Jika data warga Indonesia dikelola atau diakses oleh entitas luar negeri, ada potensi munculnya “kolonialisme digital”, di mana kontrol atas masyarakat kita dilakukan dari luar, melalui algoritma dan big data.
Penting juga untuk melihat bahwa Indonesia saat ini belum sepenuhnya siap dalam hal infrastruktur perlindungan data.
Undang-undang Pelindungan Data Pribadi (UU PDP) sudah disahkan, tetapi lembaga pengawas independen yang seharusnya menjadi penggerak utama implementasinya masih belum terbentuk.
Ini menimbulkan kekhawatiran, bagaimana bisa kita memastikan bahwa transfer data benar-benar aman, jika mekanisme pengawasannya sendiri belum operasional?
Sebagai warga negara, kita perlu mendorong diskusi yang lebih luas dan kritis tentang arah kebijakan digital kita.
Pemerintah seharusnya tidak hanya mengejar pengakuan dan insentif dagang tetapi juga menjamin bahwa setiap langkah yang diambil tidak mengorbankan prinsip kedaulatan dan hak asasi digital warga.

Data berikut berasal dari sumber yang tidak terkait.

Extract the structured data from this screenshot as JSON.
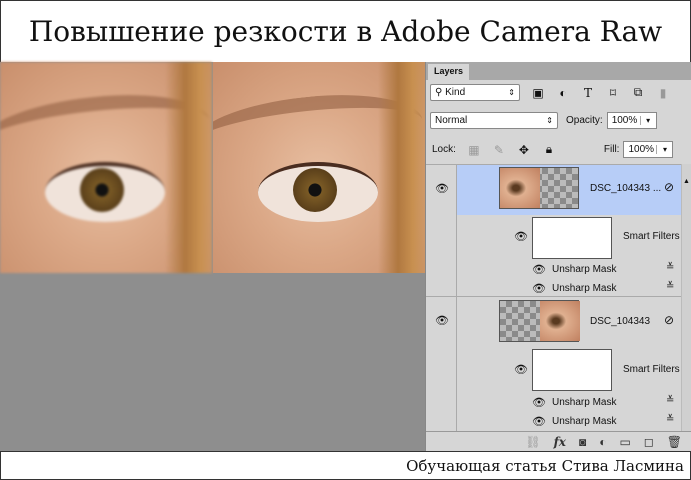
{
  "title": "Повышение резкости в Adobe Camera Raw",
  "caption": "Обучающая статья Стива Ласмина",
  "panel": {
    "tab": "Layers",
    "filter": "Kind",
    "blend_mode": "Normal",
    "opacity_label": "Opacity:",
    "opacity": "100%",
    "lock_label": "Lock:",
    "fill_label": "Fill:",
    "fill": "100%",
    "layers": [
      {
        "name": "DSC_104343 ...",
        "selected": true,
        "smart_filters": "Smart Filters",
        "filters": [
          "Unsharp Mask",
          "Unsharp Mask"
        ]
      },
      {
        "name": "DSC_104343",
        "selected": false,
        "smart_filters": "Smart Filters",
        "filters": [
          "Unsharp Mask",
          "Unsharp Mask"
        ]
      }
    ]
  },
  "colors": {
    "selected": "#b7cdf7",
    "panel": "#d6d6d6",
    "canvas": "#8e8e8e"
  }
}
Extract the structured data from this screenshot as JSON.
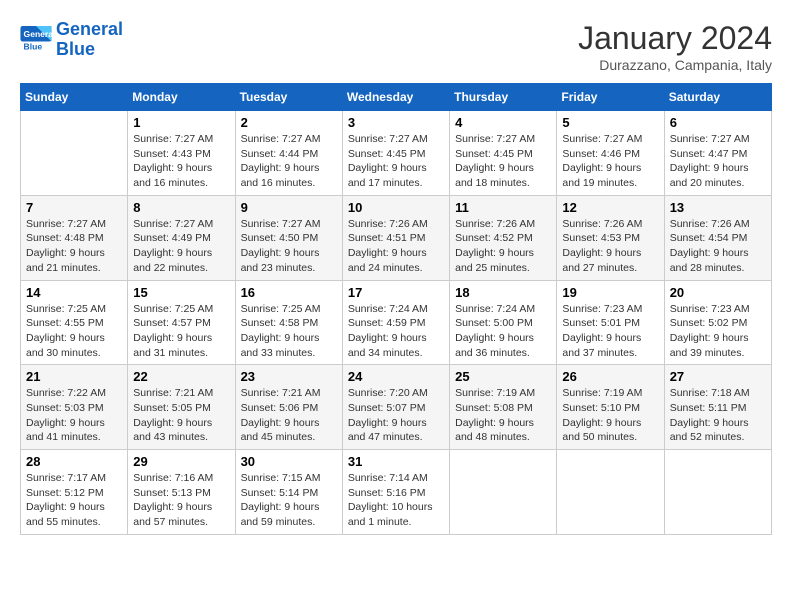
{
  "header": {
    "logo_line1": "General",
    "logo_line2": "Blue",
    "month_title": "January 2024",
    "subtitle": "Durazzano, Campania, Italy"
  },
  "weekdays": [
    "Sunday",
    "Monday",
    "Tuesday",
    "Wednesday",
    "Thursday",
    "Friday",
    "Saturday"
  ],
  "weeks": [
    [
      {
        "day": "",
        "info": ""
      },
      {
        "day": "1",
        "info": "Sunrise: 7:27 AM\nSunset: 4:43 PM\nDaylight: 9 hours\nand 16 minutes."
      },
      {
        "day": "2",
        "info": "Sunrise: 7:27 AM\nSunset: 4:44 PM\nDaylight: 9 hours\nand 16 minutes."
      },
      {
        "day": "3",
        "info": "Sunrise: 7:27 AM\nSunset: 4:45 PM\nDaylight: 9 hours\nand 17 minutes."
      },
      {
        "day": "4",
        "info": "Sunrise: 7:27 AM\nSunset: 4:45 PM\nDaylight: 9 hours\nand 18 minutes."
      },
      {
        "day": "5",
        "info": "Sunrise: 7:27 AM\nSunset: 4:46 PM\nDaylight: 9 hours\nand 19 minutes."
      },
      {
        "day": "6",
        "info": "Sunrise: 7:27 AM\nSunset: 4:47 PM\nDaylight: 9 hours\nand 20 minutes."
      }
    ],
    [
      {
        "day": "7",
        "info": "Sunrise: 7:27 AM\nSunset: 4:48 PM\nDaylight: 9 hours\nand 21 minutes."
      },
      {
        "day": "8",
        "info": "Sunrise: 7:27 AM\nSunset: 4:49 PM\nDaylight: 9 hours\nand 22 minutes."
      },
      {
        "day": "9",
        "info": "Sunrise: 7:27 AM\nSunset: 4:50 PM\nDaylight: 9 hours\nand 23 minutes."
      },
      {
        "day": "10",
        "info": "Sunrise: 7:26 AM\nSunset: 4:51 PM\nDaylight: 9 hours\nand 24 minutes."
      },
      {
        "day": "11",
        "info": "Sunrise: 7:26 AM\nSunset: 4:52 PM\nDaylight: 9 hours\nand 25 minutes."
      },
      {
        "day": "12",
        "info": "Sunrise: 7:26 AM\nSunset: 4:53 PM\nDaylight: 9 hours\nand 27 minutes."
      },
      {
        "day": "13",
        "info": "Sunrise: 7:26 AM\nSunset: 4:54 PM\nDaylight: 9 hours\nand 28 minutes."
      }
    ],
    [
      {
        "day": "14",
        "info": "Sunrise: 7:25 AM\nSunset: 4:55 PM\nDaylight: 9 hours\nand 30 minutes."
      },
      {
        "day": "15",
        "info": "Sunrise: 7:25 AM\nSunset: 4:57 PM\nDaylight: 9 hours\nand 31 minutes."
      },
      {
        "day": "16",
        "info": "Sunrise: 7:25 AM\nSunset: 4:58 PM\nDaylight: 9 hours\nand 33 minutes."
      },
      {
        "day": "17",
        "info": "Sunrise: 7:24 AM\nSunset: 4:59 PM\nDaylight: 9 hours\nand 34 minutes."
      },
      {
        "day": "18",
        "info": "Sunrise: 7:24 AM\nSunset: 5:00 PM\nDaylight: 9 hours\nand 36 minutes."
      },
      {
        "day": "19",
        "info": "Sunrise: 7:23 AM\nSunset: 5:01 PM\nDaylight: 9 hours\nand 37 minutes."
      },
      {
        "day": "20",
        "info": "Sunrise: 7:23 AM\nSunset: 5:02 PM\nDaylight: 9 hours\nand 39 minutes."
      }
    ],
    [
      {
        "day": "21",
        "info": "Sunrise: 7:22 AM\nSunset: 5:03 PM\nDaylight: 9 hours\nand 41 minutes."
      },
      {
        "day": "22",
        "info": "Sunrise: 7:21 AM\nSunset: 5:05 PM\nDaylight: 9 hours\nand 43 minutes."
      },
      {
        "day": "23",
        "info": "Sunrise: 7:21 AM\nSunset: 5:06 PM\nDaylight: 9 hours\nand 45 minutes."
      },
      {
        "day": "24",
        "info": "Sunrise: 7:20 AM\nSunset: 5:07 PM\nDaylight: 9 hours\nand 47 minutes."
      },
      {
        "day": "25",
        "info": "Sunrise: 7:19 AM\nSunset: 5:08 PM\nDaylight: 9 hours\nand 48 minutes."
      },
      {
        "day": "26",
        "info": "Sunrise: 7:19 AM\nSunset: 5:10 PM\nDaylight: 9 hours\nand 50 minutes."
      },
      {
        "day": "27",
        "info": "Sunrise: 7:18 AM\nSunset: 5:11 PM\nDaylight: 9 hours\nand 52 minutes."
      }
    ],
    [
      {
        "day": "28",
        "info": "Sunrise: 7:17 AM\nSunset: 5:12 PM\nDaylight: 9 hours\nand 55 minutes."
      },
      {
        "day": "29",
        "info": "Sunrise: 7:16 AM\nSunset: 5:13 PM\nDaylight: 9 hours\nand 57 minutes."
      },
      {
        "day": "30",
        "info": "Sunrise: 7:15 AM\nSunset: 5:14 PM\nDaylight: 9 hours\nand 59 minutes."
      },
      {
        "day": "31",
        "info": "Sunrise: 7:14 AM\nSunset: 5:16 PM\nDaylight: 10 hours\nand 1 minute."
      },
      {
        "day": "",
        "info": ""
      },
      {
        "day": "",
        "info": ""
      },
      {
        "day": "",
        "info": ""
      }
    ]
  ]
}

Kesepakatan internasional harus ditimbang secara hati-hati, bukan hanya dalam bahasa diplomasi ekonomi tapi juga dalam bahasa etika dan keadilan sosial.
Fenomena ini menegaskan bahwa di era digital, politik bukan hanya soal tanah dan kekuasaan tetapi juga soal siapa yang menguasai informasi.
Maka pertanyaan mendasarnya adalah, apakah kita sedang menjual data dengan harga terlalu murah? Atau lebih buruk lagi, apakah kita tidak sadar bahwa data kita sedang dipertaruhkan?
Siapapun diantara kita tentu berharap semua hal pribadi terutama data kita tetap terjaga aman dan nyaman yang bersifat pribadi, semoga.(*)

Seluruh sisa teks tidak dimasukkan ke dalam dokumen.